Es cierto que, si el grueso de la sociedad decidiera sólo sopesando correctamente sus intereses individuales, incluso prescindiendo de toda sensibilidad colectiva, nunca podría votar por un gobierno como el actual.
Pero ese razonamiento, que no alcanza para evitar lo malo, menos podrá bastar para parir algo bueno. Resultará imprescindible que se coloquen mejores cimientos en las bases discursivas, que ponderen qué lugar y valor otorgan a lo individual y al consumo. No es una tarea que requiera grandes esfuerzos filosóficos, porque todas las corrientes que integran hoy el campo nacional y popular contienen esas premisas en algún lugar de sus doctrinas. La bibliografía es extensa, antigua y actual, incluyendo algunos aportes del Papa Francisco, tan mentado hasta abril y tan olvidado desde mayo.

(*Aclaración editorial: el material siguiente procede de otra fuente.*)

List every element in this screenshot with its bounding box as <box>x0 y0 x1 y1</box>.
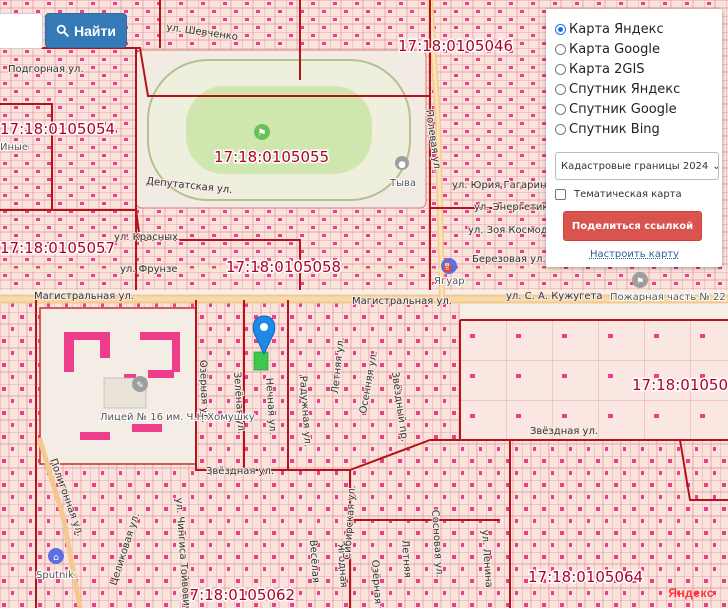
cadastral-label: 17:18:0105046 <box>398 37 513 55</box>
fire-station-icon: ⚑ <box>632 272 648 288</box>
street-label: ул. Фрунзе <box>120 264 178 275</box>
share-link-button[interactable]: Поделиться ссылкой <box>563 211 702 241</box>
shop-icon: ● <box>395 156 409 170</box>
layer-option-google-satellite[interactable]: Спутник Google <box>555 99 714 119</box>
radio-button[interactable] <box>555 23 566 35</box>
radio-button[interactable] <box>555 43 566 55</box>
layer-panel: Карта Яндекс Карта Google Карта 2GIS Спу… <box>546 9 722 267</box>
school-icon: ✎ <box>132 376 148 392</box>
street-label: ул. Красных <box>114 232 178 243</box>
cadastral-label: 17:18:0105058 <box>226 258 341 276</box>
svg-text:✎: ✎ <box>136 381 144 391</box>
radio-button[interactable] <box>555 63 566 75</box>
svg-text:⚑: ⚑ <box>636 277 644 287</box>
find-button[interactable]: Найти <box>45 13 127 48</box>
yandex-logo: Яндекс <box>668 586 714 600</box>
street-label: ул. С. А. Кужугета <box>506 291 603 302</box>
find-button-label: Найти <box>74 22 116 39</box>
yandex-logo-text: Яндекс <box>668 586 714 600</box>
cadastral-label: 17:18:01050 <box>632 376 728 394</box>
thematic-map-toggle[interactable]: Тематическая карта <box>555 189 714 200</box>
radio-button[interactable] <box>555 83 566 95</box>
sport-icon: ⚑ <box>254 124 270 140</box>
configure-map-link[interactable]: Настроить карту <box>555 249 714 260</box>
poi-label: Пожарная часть № 22 <box>610 292 726 303</box>
thematic-label: Тематическая карта <box>574 189 682 200</box>
chevron-down-icon: ⌄ <box>712 161 718 172</box>
layer-option-label: Карта 2GIS <box>569 61 645 77</box>
thematic-checkbox[interactable] <box>555 189 566 200</box>
svg-text:⌂: ⌂ <box>53 553 59 563</box>
svg-text:⚑: ⚑ <box>258 128 267 139</box>
street-label: Звёздная ул. <box>206 466 274 477</box>
search-icon <box>56 24 69 37</box>
street-label: Магистральная ул. <box>34 291 134 302</box>
street-label: ул. Юрия Гагарина <box>452 180 553 191</box>
street-label: Березовая ул. <box>472 254 546 265</box>
layer-option-bing-satellite[interactable]: Спутник Bing <box>555 119 714 139</box>
layer-option-label: Спутник Google <box>569 101 677 117</box>
layer-option-2gis-map[interactable]: Карта 2GIS <box>555 59 714 79</box>
layer-option-label: Карта Google <box>569 41 660 57</box>
cadastral-label: 17:18:0105055 <box>214 148 329 166</box>
layer-option-label: Карта Яндекс <box>569 21 664 37</box>
fuel-station-icon: ⛽ <box>441 258 457 274</box>
layer-option-label: Спутник Яндекс <box>569 81 681 97</box>
layer-option-yandex-map[interactable]: Карта Яндекс <box>555 19 714 39</box>
layer-option-yandex-satellite[interactable]: Спутник Яндекс <box>555 79 714 99</box>
overlay-select[interactable]: Кадастровые границы 2024 ⌄ <box>555 152 719 180</box>
svg-text:⛽: ⛽ <box>443 261 454 273</box>
selected-parcel[interactable] <box>253 351 269 371</box>
layer-option-google-map[interactable]: Карта Google <box>555 39 714 59</box>
cadastral-label: 17:18:0105054 <box>0 120 115 138</box>
poi-label: Sputnik <box>36 570 74 581</box>
poi-label: Ягуар <box>434 276 465 287</box>
search-input[interactable] <box>0 13 43 49</box>
poi-label: Тыва <box>389 178 416 189</box>
radio-button[interactable] <box>555 123 566 135</box>
cadastral-label: 17:18:0105062 <box>180 586 295 604</box>
layer-option-label: Спутник Bing <box>569 121 660 137</box>
street-label: Магистральная ул. <box>352 296 452 307</box>
radio-button[interactable] <box>555 103 566 115</box>
street-label: Подгорная ул. <box>8 64 84 75</box>
svg-text:●: ● <box>398 160 406 170</box>
hotel-icon: ⌂ <box>48 548 64 564</box>
poi-label: Лицей № 16 им. Ч.Н.Хомушку <box>100 412 255 423</box>
cadastral-label: 17:18:0105064 <box>528 568 643 586</box>
poi-label: Иные <box>0 142 28 153</box>
overlay-select-value: Кадастровые границы 2024 <box>561 160 709 172</box>
street-label: Звёздная ул. <box>530 426 598 437</box>
cadastral-label: 17:18:0105057 <box>0 239 115 257</box>
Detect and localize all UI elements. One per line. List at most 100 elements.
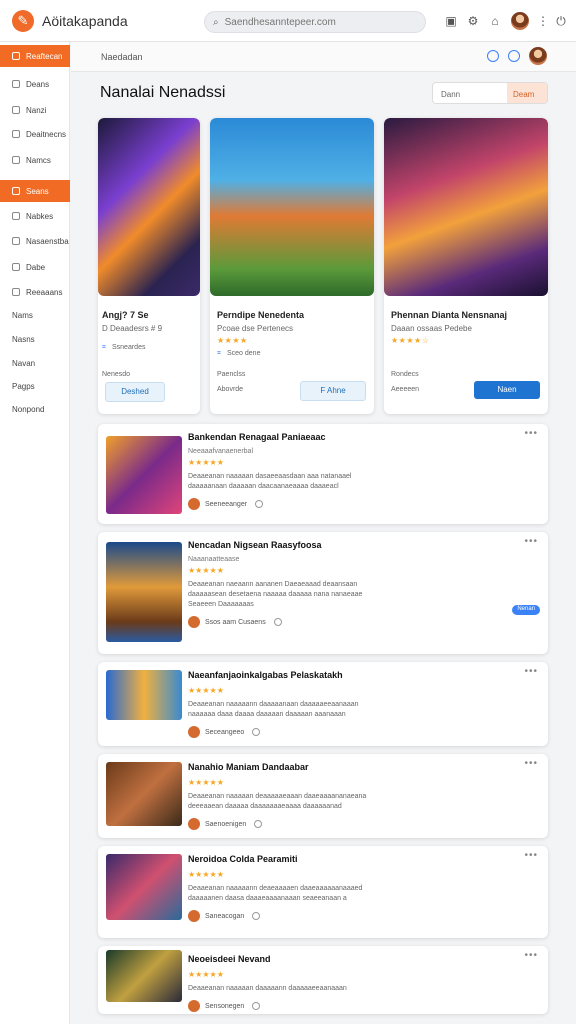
author-avatar[interactable] bbox=[188, 1000, 200, 1012]
author-name[interactable]: Sensonegen bbox=[205, 1003, 244, 1010]
sidebar-link-1[interactable]: Nasns bbox=[12, 335, 35, 344]
list-item[interactable]: Neoeisdeei Nevand ★★★★★ Deaaeanan naaaaan … bbox=[98, 946, 548, 1014]
list-item-thumbnail[interactable] bbox=[106, 762, 182, 826]
author-name[interactable]: Seceangeeo bbox=[205, 729, 244, 736]
chat-icon[interactable]: ▣ bbox=[444, 14, 458, 28]
sidebar-item-icon bbox=[12, 156, 20, 164]
more-options-icon[interactable]: ••• bbox=[524, 666, 538, 677]
list-item-thumbnail[interactable] bbox=[106, 542, 182, 642]
author-avatar[interactable] bbox=[188, 726, 200, 738]
author-avatar[interactable] bbox=[188, 616, 200, 628]
author-name[interactable]: Saneacogan bbox=[205, 913, 244, 920]
description-line: naaaaaa daaa daaaa daaaaan daaaaan aaana… bbox=[188, 711, 346, 718]
more-options-icon[interactable]: ••• bbox=[524, 850, 538, 861]
info-icon[interactable] bbox=[508, 50, 520, 62]
sidebar-item-icon bbox=[12, 237, 20, 245]
featured-title: Angj? 7 Se bbox=[102, 310, 149, 320]
filter-value[interactable]: Dann bbox=[433, 83, 507, 103]
list-item[interactable]: Naeanfanjaoinkalgabas Pelaskatakh ★★★★★ De… bbox=[98, 662, 548, 746]
description-line: Deaaeanan naaaaan deaaaaaeaaan daaeaaaan… bbox=[188, 793, 367, 800]
featured-card[interactable]: Angj? 7 Se D Deaadesrs # 9 Ssneardes ⌗ Nenes… bbox=[98, 118, 200, 414]
author-avatar[interactable] bbox=[188, 818, 200, 830]
search-input[interactable] bbox=[224, 16, 415, 28]
sidebar-item-label: Namcs bbox=[26, 155, 51, 165]
list-item-thumbnail[interactable] bbox=[106, 670, 182, 720]
featured-action-button[interactable]: Naen bbox=[474, 381, 540, 399]
menu-dots-icon[interactable]: ⋮ bbox=[536, 14, 550, 28]
list-item-title[interactable]: Naeanfanjaoinkalgabas Pelaskatakh bbox=[188, 670, 343, 680]
list-item-title[interactable]: Neoeisdeei Nevand bbox=[188, 954, 271, 964]
filter-control[interactable]: Dann Deam bbox=[432, 82, 548, 104]
profile-avatar[interactable] bbox=[529, 47, 547, 65]
list-item-thumbnail[interactable] bbox=[106, 436, 182, 514]
settings-icon[interactable]: ⚙ bbox=[466, 14, 480, 28]
sidebar-link-3[interactable]: Pagps bbox=[12, 382, 35, 391]
featured-price-label: Rondecs bbox=[391, 371, 419, 378]
sidebar-item-2[interactable]: Nanzi bbox=[0, 99, 70, 121]
sidebar-item-8[interactable]: Dabe bbox=[0, 256, 70, 278]
featured-cover-image[interactable] bbox=[98, 118, 200, 296]
sidebar-item-1[interactable]: Deans bbox=[0, 73, 70, 95]
featured-price-label: Paenclss bbox=[217, 371, 246, 378]
list-item-footer: Seeneeanger bbox=[188, 498, 264, 510]
search-box[interactable]: ⌕ bbox=[204, 11, 426, 33]
author-name[interactable]: Ssos aam Cusaens bbox=[205, 619, 266, 626]
sidebar-item-5[interactable]: Seans bbox=[0, 180, 70, 202]
user-avatar[interactable] bbox=[511, 12, 529, 30]
more-options-icon[interactable]: ••• bbox=[524, 950, 538, 961]
sidebar-item-label: Seans bbox=[26, 186, 49, 196]
more-options-icon[interactable]: ••• bbox=[524, 758, 538, 769]
sidebar-item-label: Nabkes bbox=[26, 211, 54, 221]
featured-cover-image[interactable] bbox=[384, 118, 548, 296]
featured-cover-image[interactable] bbox=[210, 118, 374, 296]
list-item[interactable]: Bankendan Renagaal Paniaeaac Neeaaafvanae… bbox=[98, 424, 548, 524]
sidebar-item-9[interactable]: Reeaaans bbox=[0, 281, 70, 303]
featured-card[interactable]: Perndipe Nenedenta Pcoae dse Pertenecs ★★★… bbox=[210, 118, 374, 414]
sidebar-item-label: Nanzi bbox=[26, 105, 47, 115]
featured-subtitle: Daaan ossaas Pedebe bbox=[391, 324, 472, 333]
author-name[interactable]: Saenoenigen bbox=[205, 821, 246, 828]
sidebar-item-7[interactable]: Nasaenstba bbox=[0, 230, 70, 252]
sidebar-item-3[interactable]: Deaitnecns bbox=[0, 123, 70, 145]
featured-card[interactable]: Phennan Dianta Nensnanaj Daaan ossaas Ped… bbox=[384, 118, 548, 414]
sidebar-item-icon bbox=[12, 187, 20, 195]
globe-icon bbox=[252, 1002, 261, 1010]
author-name[interactable]: Seeneeanger bbox=[205, 501, 247, 508]
featured-subtitle: D Deaadesrs # 9 bbox=[102, 324, 163, 333]
sidebar-item-0[interactable]: Reaftecan bbox=[0, 45, 70, 67]
star-rating: ★★★★★ bbox=[188, 970, 224, 979]
description-line: Deaaeanan naaaaan dasaeeaasdaan aaa nata… bbox=[188, 473, 352, 480]
list-item-title[interactable]: Neroidoa Colda Pearamiti bbox=[188, 854, 298, 864]
sidebar-item-4[interactable]: Namcs bbox=[0, 149, 70, 171]
star-rating: ★★★★★ bbox=[188, 566, 224, 575]
list-item[interactable]: Neroidoa Colda Pearamiti ★★★★★ Deaaeanan n… bbox=[98, 846, 548, 938]
sidebar-link-4[interactable]: Nonpond bbox=[12, 405, 44, 414]
author-avatar[interactable] bbox=[188, 498, 200, 510]
list-item-title[interactable]: Nencadan Nigsean Raasyfoosa bbox=[188, 540, 322, 550]
sidebar-link-2[interactable]: Navan bbox=[12, 359, 35, 368]
more-options-icon[interactable]: ••• bbox=[524, 428, 538, 439]
description-line: Deaaeanan naaaaann deaeaaaaen daaeaaaaaa… bbox=[188, 885, 363, 892]
sidebar-link-0[interactable]: Nams bbox=[12, 311, 33, 320]
filter-button[interactable]: Deam bbox=[507, 83, 547, 103]
home-icon[interactable]: ⌂ bbox=[488, 14, 502, 28]
featured-action-button[interactable]: F Ahne bbox=[300, 381, 366, 401]
featured-meta: Ssneardes bbox=[112, 344, 146, 351]
list-item[interactable]: Nencadan Nigsean Raasyfoosa Naaanaatteaas… bbox=[98, 532, 548, 654]
list-item-title[interactable]: Nanahio Maniam Dandaabar bbox=[188, 762, 309, 772]
power-icon[interactable]: ⏻ bbox=[554, 14, 568, 28]
more-options-icon[interactable]: ••• bbox=[524, 536, 538, 547]
help-icon[interactable] bbox=[487, 50, 499, 62]
list-item-footer: Saneacogan bbox=[188, 910, 261, 922]
description-line: Deaaeanan naeaann aananen Daeaeaaad deaa… bbox=[188, 581, 358, 588]
breadcrumb[interactable]: Naedadan bbox=[101, 52, 143, 62]
list-item[interactable]: Nanahio Maniam Dandaabar ★★★★★ Deaaeanan n… bbox=[98, 754, 548, 838]
list-item-thumbnail[interactable] bbox=[106, 950, 182, 1002]
sidebar-item-label: Reaftecan bbox=[26, 51, 63, 61]
list-item-thumbnail[interactable] bbox=[106, 854, 182, 920]
sidebar-item-6[interactable]: Nabkes bbox=[0, 205, 70, 227]
author-avatar[interactable] bbox=[188, 910, 200, 922]
list-item-title[interactable]: Bankendan Renagaal Paniaeaac bbox=[188, 432, 326, 442]
featured-action-button[interactable]: Deshed bbox=[105, 382, 165, 402]
app-logo-icon[interactable]: ✎ bbox=[12, 9, 34, 32]
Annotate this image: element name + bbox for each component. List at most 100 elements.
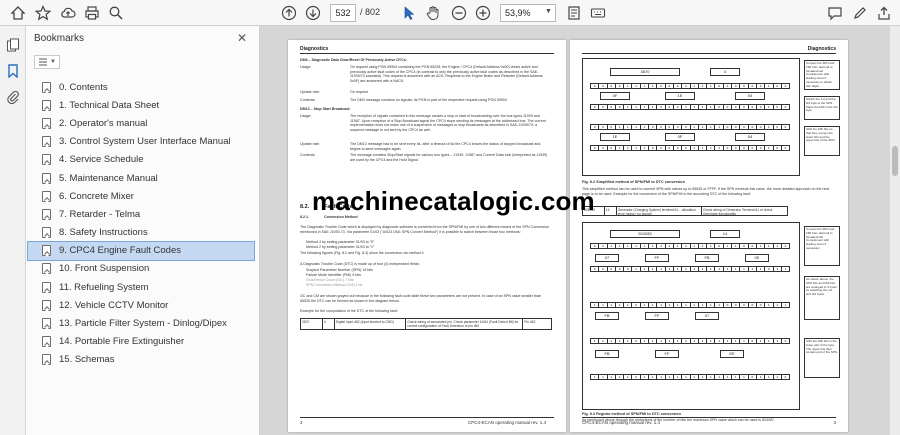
dtc-field-4: SPN Conversion Method (CM) 1 bit <box>306 283 363 287</box>
home-icon[interactable] <box>8 3 28 23</box>
usage-text: On request using PGN 59904 containing th… <box>350 65 543 83</box>
print-icon[interactable] <box>82 3 102 23</box>
bit-row: 000011110001111000000100 <box>590 83 790 89</box>
bookmark-page-icon <box>42 99 51 111</box>
example-text: Example for the computation of the DTC o… <box>300 309 398 313</box>
bit-row: 111110111111111100000111 <box>590 302 790 308</box>
keyboard-icon[interactable] <box>588 3 608 23</box>
watermark-text: machinecatalogic.com <box>312 186 595 216</box>
bookmark-label: 9. CPC4 Engine Fault Codes <box>59 245 181 257</box>
dtc-field-2: Failure Mode Identifier (FMI) 5 bits <box>306 273 361 277</box>
bookmark-item[interactable]: 10. Front Suspension <box>26 260 260 278</box>
bookmark-item[interactable]: 3. Control System User Interface Manual <box>26 133 260 151</box>
bookmark-item[interactable]: 13. Particle Filter System - Dinlog/Dipe… <box>26 314 260 332</box>
hex-byte: FB <box>595 312 619 320</box>
cloud-upload-icon[interactable] <box>58 3 78 23</box>
bookmark-options-button[interactable]: ▼ <box>34 55 60 69</box>
table-cell: 4 <box>323 319 335 329</box>
scrollbar-thumb[interactable] <box>892 146 898 176</box>
method-1: Method 4 by setting parameter 01/03 to "… <box>306 240 375 244</box>
bookmark-item[interactable]: 4. Service Schedule <box>26 151 260 169</box>
bit-row: 000111100000111100000100 <box>590 145 790 151</box>
pen-edit-icon[interactable] <box>850 3 870 23</box>
zoom-in-icon[interactable] <box>473 3 493 23</box>
bookmark-page-icon <box>42 227 51 239</box>
zoom-search-icon[interactable] <box>106 3 126 23</box>
bookmark-star-icon[interactable] <box>33 3 53 23</box>
previous-page-icon[interactable] <box>279 3 299 23</box>
bookmark-item[interactable]: 6. Concrete Mixer <box>26 187 260 205</box>
page-header: Diagnostics <box>807 46 836 52</box>
close-icon[interactable]: ✕ <box>234 30 250 46</box>
bookmark-page-icon <box>42 136 51 148</box>
table-cell: Check wiring of Generator Terminal 61 or… <box>702 208 773 216</box>
method-2: Method 2 by setting parameter 01/03 to "… <box>306 245 375 249</box>
bookmark-item-selected[interactable]: 9. CPC4 Engine Fault Codes <box>27 240 255 261</box>
figures-text: The following figures (Fig. 8.2 and Fig.… <box>300 251 425 255</box>
hex-byte: FF <box>655 350 679 358</box>
bookmark-label: 0. Contents <box>59 81 108 93</box>
bookmark-page-icon <box>42 281 51 293</box>
chevron-down-icon[interactable]: ▼ <box>545 8 552 15</box>
hex-byte: EE <box>720 350 744 358</box>
page-total: / 802 <box>360 7 381 17</box>
hex-byte: 07 <box>595 254 619 262</box>
bookmark-item[interactable]: 15. Schemas <box>26 351 260 369</box>
hex-byte: FB <box>595 350 619 358</box>
next-page-icon[interactable] <box>303 3 323 23</box>
hex-byte: 04 <box>735 133 765 141</box>
comment-icon[interactable] <box>825 3 845 23</box>
bookmark-page-icon <box>42 336 51 348</box>
subsection-number: 8.2.1. <box>300 215 309 219</box>
document-page-left: Diagnostics DM3 – Diagnostic Data Clear/… <box>288 40 566 432</box>
bookmark-page-icon <box>42 263 51 275</box>
bookmark-label: 6. Concrete Mixer <box>59 190 134 202</box>
hex-byte: 0F <box>600 92 630 100</box>
bookmark-item[interactable]: 14. Portable Fire Extinguisher <box>26 333 260 351</box>
bookmarks-icon[interactable] <box>4 62 22 80</box>
dtc-field-1: Suspect Parameter Number (SPN) 19 bits <box>306 268 373 272</box>
bookmark-item[interactable]: 0. Contents <box>26 78 260 96</box>
bookmark-label: 4. Service Schedule <box>59 154 144 166</box>
bookmark-label: 3. Control System User Interface Manual <box>59 136 231 148</box>
bookmark-item[interactable]: 7. Retarder - Telma <box>26 205 260 223</box>
bookmark-item[interactable]: 1. Technical Data Sheet <box>26 96 260 114</box>
table-cell: Pin d52 <box>524 320 536 324</box>
contents-label: Contents: <box>300 98 316 102</box>
zoom-out-icon[interactable] <box>449 3 469 23</box>
dm13-update-text: The DM13 message has to be sent every 6s… <box>350 142 541 151</box>
page-footer-title: CPC4-ECAN operating manual rev. 1.4 <box>468 420 546 425</box>
bit-row: 000001111111111111111011 <box>590 266 790 272</box>
dm13-contents-text: The message contains Stop/Start signals … <box>350 153 548 162</box>
fault-table: 3870 4 Digital Input d52 (Input shorted … <box>300 318 552 330</box>
hex-byte: 0F <box>665 133 695 141</box>
dm13-heading: DM13 – Stop Start Broadcast: <box>300 107 351 111</box>
fmi-value: 14 <box>710 230 740 238</box>
figure-text: This simplified method can be used to co… <box>582 187 830 196</box>
bookmark-item[interactable]: 12. Vehicle CCTV Monitor <box>26 296 260 314</box>
bookmark-item[interactable]: 8. Safety Instructions <box>26 224 260 242</box>
bookmark-item[interactable]: 11. Refueling System <box>26 278 260 296</box>
bookmark-item[interactable]: 2. Operator's manual <box>26 114 260 132</box>
select-pointer-icon[interactable] <box>399 3 419 23</box>
bit-row: 111110111111111111101110 <box>590 338 790 344</box>
table-cell: 14 <box>605 207 617 215</box>
hex-byte: 1E <box>665 92 695 100</box>
document-viewport[interactable]: Diagnostics DM3 – Diagnostic Data Clear/… <box>260 26 900 435</box>
bookmark-label: 7. Retarder - Telma <box>59 208 141 220</box>
pages-thumbnail-icon[interactable] <box>4 36 22 54</box>
vertical-scrollbar[interactable] <box>890 26 900 435</box>
bookmark-list: 0. Contents 1. Technical Data Sheet 2. O… <box>26 78 260 369</box>
bookmark-page-icon <box>42 354 51 366</box>
hand-tool-icon[interactable] <box>423 3 443 23</box>
attachment-paperclip-icon[interactable] <box>4 88 22 106</box>
bookmark-label: 14. Portable Fire Extinguisher <box>59 336 185 348</box>
bookmark-item[interactable]: 5. Maintenance Manual <box>26 169 260 187</box>
hex-byte: 0E <box>745 254 769 262</box>
bookmark-label: 10. Front Suspension <box>59 263 150 275</box>
dm13-usage-text: The reception of signals contained in th… <box>350 114 546 132</box>
share-icon[interactable] <box>874 3 894 23</box>
page-layout-icon[interactable] <box>564 3 584 23</box>
page-number-input[interactable]: 532 <box>330 4 356 22</box>
bookmark-label: 11. Refueling System <box>59 281 149 293</box>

Más allá de los nombres y títulos, lo relevante es el debate. De prescindir de ese paso, el riesgo podría ser el asociar lo que se dirime en el presente con el mero retorno a lo perdido desde 2015, cuando el péndulo comenzó su andar inverso.
Por entonces, lo recuperado formaba un piso inferior al previo a la penúltima pérdida. Una constante que se verifica desde los años y gobiernos que siguieron a 1955.
Acaso porque, en muchas oportunidades, los paradigmas del individualismo y el consumo prevalecieron sobre la discusión de un horizonte nacional. Con el peligro cierto de que se desligue esa idea colectiva, muchas veces presentada como vetusta o estéril, de las pequeñas realidades domésticas que castiga cada reencarnación de la motosierra.